Auf Fred Vargas bin ich auch reingefallen…
Wow – was für eine starke Rezension. Man merkt sofort wie dieses Buch dich begeistert hat. Selbst kenne ich es nicht aber Du hast mich neugierig gemacht. Besonders das letzte Zitat fand ich wunderschön.
Schmunzeln musste als Du schriebst dass Du nicht wusstest das der Autor eine Autorin ist. So ging es mir lange Zeit mit Fred Vargas 🙂
Liebe Grüße und weiterhin viel Lesespaß
Kasin
Danke. Fred Vargas hat wohl die meisten damit erst mal in die Irre geführt.
Ich kenne zwar Carson McCullers nicht aber nach deiner Rezension, möchte ich zu mindestens dieses Buch hier lesen 🙂 Und dann vielleicht, das eine oder andere direkt von Carson McCullers.
Du hast übrigens einen neuen Leser 🙂
Liebe Grüße,
Lena
Super, dann können wir ja voneiander lesen, wie uns die Bücher gefielen. 2017 ist übigens 100. Geburtstag und 50. Todestag von Carson McCullers. Bis dahin möchte ich einiges von ihr gelesen haben, damit ich darüber schreiben kann.
Wir hatten Carson McCullers mal als Lesekreis-Thema. Jeder konnte sich ein Buch aussuchen, das er von ihr lesen wollte. Ich muss zugeben, ich habe mich mit „Das Herz ist ein einsamer Jäger“ etwas schwer getan und es dann aufgrund von Zeitnot auch nicht beendet. Ich erinnere mich, dass ich es beeindruckend fand und habe auch noch Bilder im Kopf. Aber es war wohl einfach nicht der richtige Zeitpunkt, wie das bei Lesekreislektüre manchmal so ist.

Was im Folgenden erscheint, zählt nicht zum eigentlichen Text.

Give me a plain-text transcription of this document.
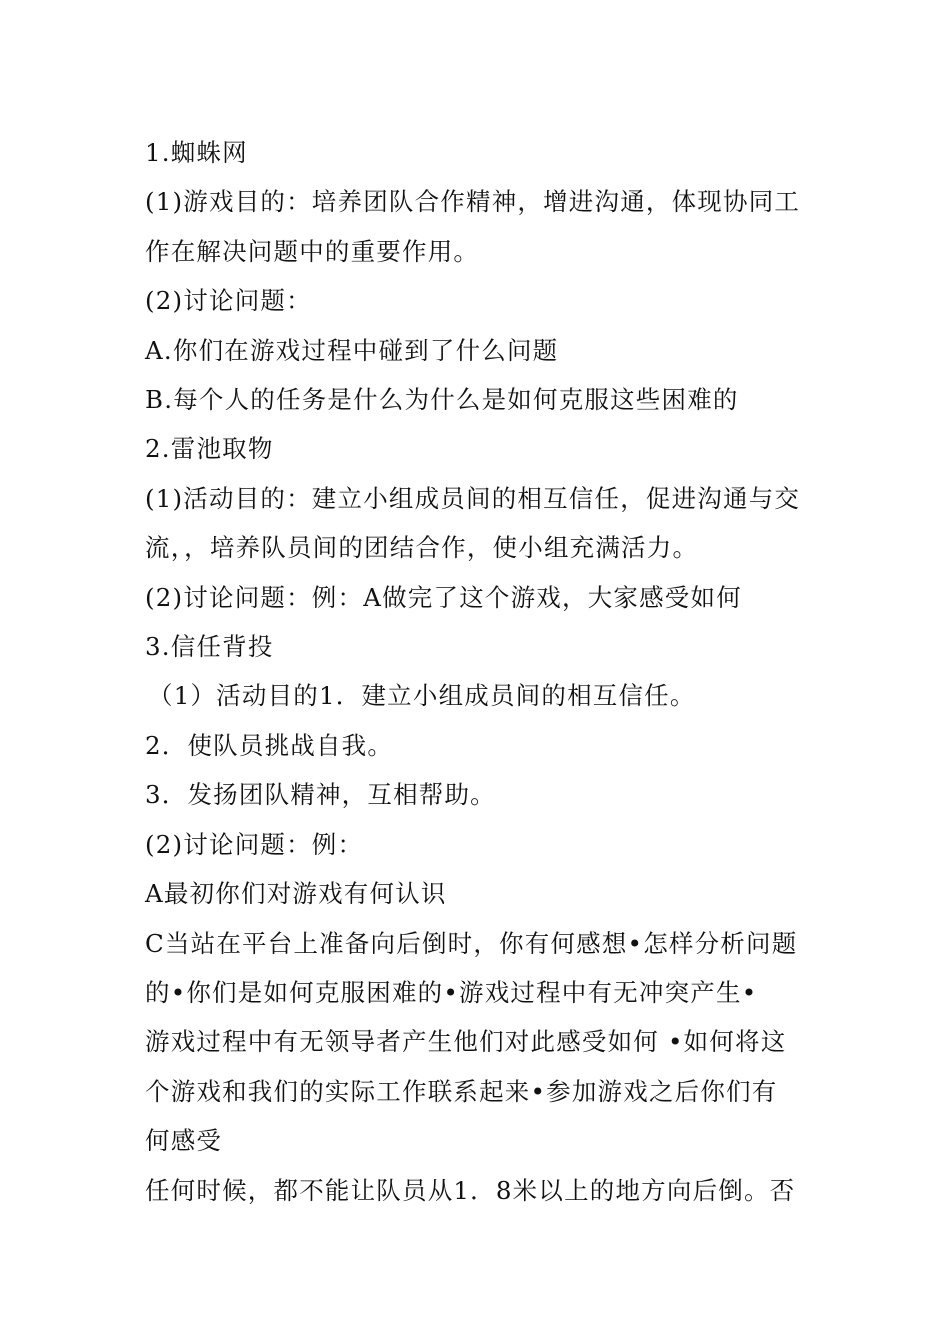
1.蜘蛛网

(1)游戏目的：培养团队合作精神，增进沟通，体现协同工

作在解决问题中的重要作用。

(2)讨论问题：

A.你们在游戏过程中碰到了什么问题

B.每个人的任务是什么为什么是如何克服这些困难的

2.雷池取物

(1)活动目的：建立小组成员间的相互信任，促进沟通与交

流，，培养队员间的团结合作，使小组充满活力。

(2)讨论问题：例：A做完了这个游戏，大家感受如何

3.信任背投

（1）活动目的1．建立小组成员间的相互信任。

2．使队员挑战自我。

3．发扬团队精神，互相帮助。

(2)讨论问题：例：

A最初你们对游戏有何认识

C当站在平台上准备向后倒时，你有何感想•怎样分析问题

的•你们是如何克服困难的•游戏过程中有无冲突产生•

游戏过程中有无领导者产生他们对此感受如何 •如何将这

个游戏和我们的实际工作联系起来•参加游戏之后你们有

何感受

任何时候，都不能让队员从1．8米以上的地方向后倒。否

Ja, der richtige Zeitpunkt ist bei einem Buch oft sehr entscheidend. Leider weiß man vor dem Lesen nicht, ob es passt. Lesekreisbücher versuche ich immer ganz zu lesen, denn oft gibt mir die Diskussion neue Anhaltspunkte und einen neuen Blick auf das Buch. Mein Lesekreis hat „Das Herz…“ schon gelesen, da ich aber wusste, das ich am Besprechungstermin nicht dabei sein kann, habe ich es ausgelassen. Ich bin gespannt, ob es mich auf dem richtigen Fuß erwischt.